Quando falo de Machado de Assis, falo de língua, de um magistral exemplo de língua. Quando falo de Montaigne, falo de língua, falo de como a língua dá forma aos pensamentos e de como os pensamentos estruturam e limitam as possibilidades da língua. Quando falo dos meus escritores preferidos não sei se fica claro que estou falando dessa matéria-prima essencial: a língua. Se isso não fica muito claro, peço desculpas e prometo voltar ao assunto.
Hoje, porém, queria falar dos problemas cotidianos, das pedras no nosso caminho de falantes e autores de memorandos, relatórios, cartas, emails, currículos. Não que Machado não possa ser melhor professor, mas nos acostumamos rápido com as estratégicas lúdicas da didática (a nós, professores, o mea culpa) e esquecemos de mostrar a beleza de língua que a literatura tem para compartilhar com outras formas de discurso.
Enfim, vou deixar o Machado em paz e falar do prosaico, como se o prosaico fosse uma categoria distinta (é e não é, mas fiquemos só com a segunda opção).
Vou falar só de língua e do problema que aflige os falantes de hoje: acordo ortográfico, sim, ou acordo ortográfico, não? Qual é o seu partido? E o que fazer na hora de escrever um documento prosaico, mas decisivo, como um currículo, por exemplo?
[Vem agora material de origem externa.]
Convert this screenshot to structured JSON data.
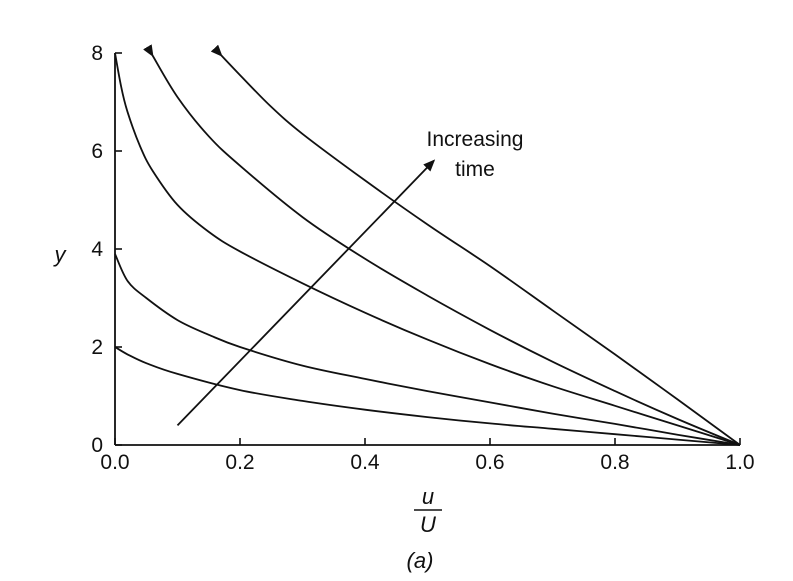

E agora que fomos os primeiros a pedir prorrogação na aplicação do acordo, continuamos a transição ou aproveitamos o momento de vacilação para restaurar o ancien regime?
Onde está a língua pura, onde está a língua certa (o santo graal dos anônimos autores de relatórios)?
A língua está em uma selva escura, diria Dante, sem medo de aventurar-se com o poeta maior.
Nós que somos marias e josés podemos usar uns cajadinhos para enfrentar os perigos que nos rodeiam: critério, verificando as próprias escolhas em exemplos do presente e do passado (usando fontes credenciadas); atenção para com o destinatário (mantendo o estilo pessoal, mas tendo o cuidado de usar léxico compartilhado e reconhecível pelo interlocutor); ouvidos atentos para descobrir novas tendências e aumentar o nosso repertório. Os casos ambíguos são justificados, em casos de controvérsia, com a ambiguidade mesma. Se há mais de uma forma válida, todas devem ser aceitas. E por fim, tentem ser coerentes, não utilizem uma regra em um parágrafo e uma regra diferente em outro parágrafo. Por mais que possam ser formas aceitas, dará a impressão de conhecimento insuficiente, de vacilação, de falta de cuidado, de distração. Um pequeno erro chama mais a atenção que o conteúdo, porque salta imediatamente aos olhos e exige menos concentração do que a necessária para acompanhar a argumentação.
Essas, portanto, são dicas preciosas para os profissionais que não têm formação linguística e não trabalham com a língua. Para um engenheiro, um vendedor, um consultor, um economista, um executivo em geral, a língua deve receber atenção redobrada: as questões técnicas eles tiram de letra... É a língua que pode queimar o filme de um bom relatório.
Boas festas!
A todos os meus votos de sucesso na comunicação!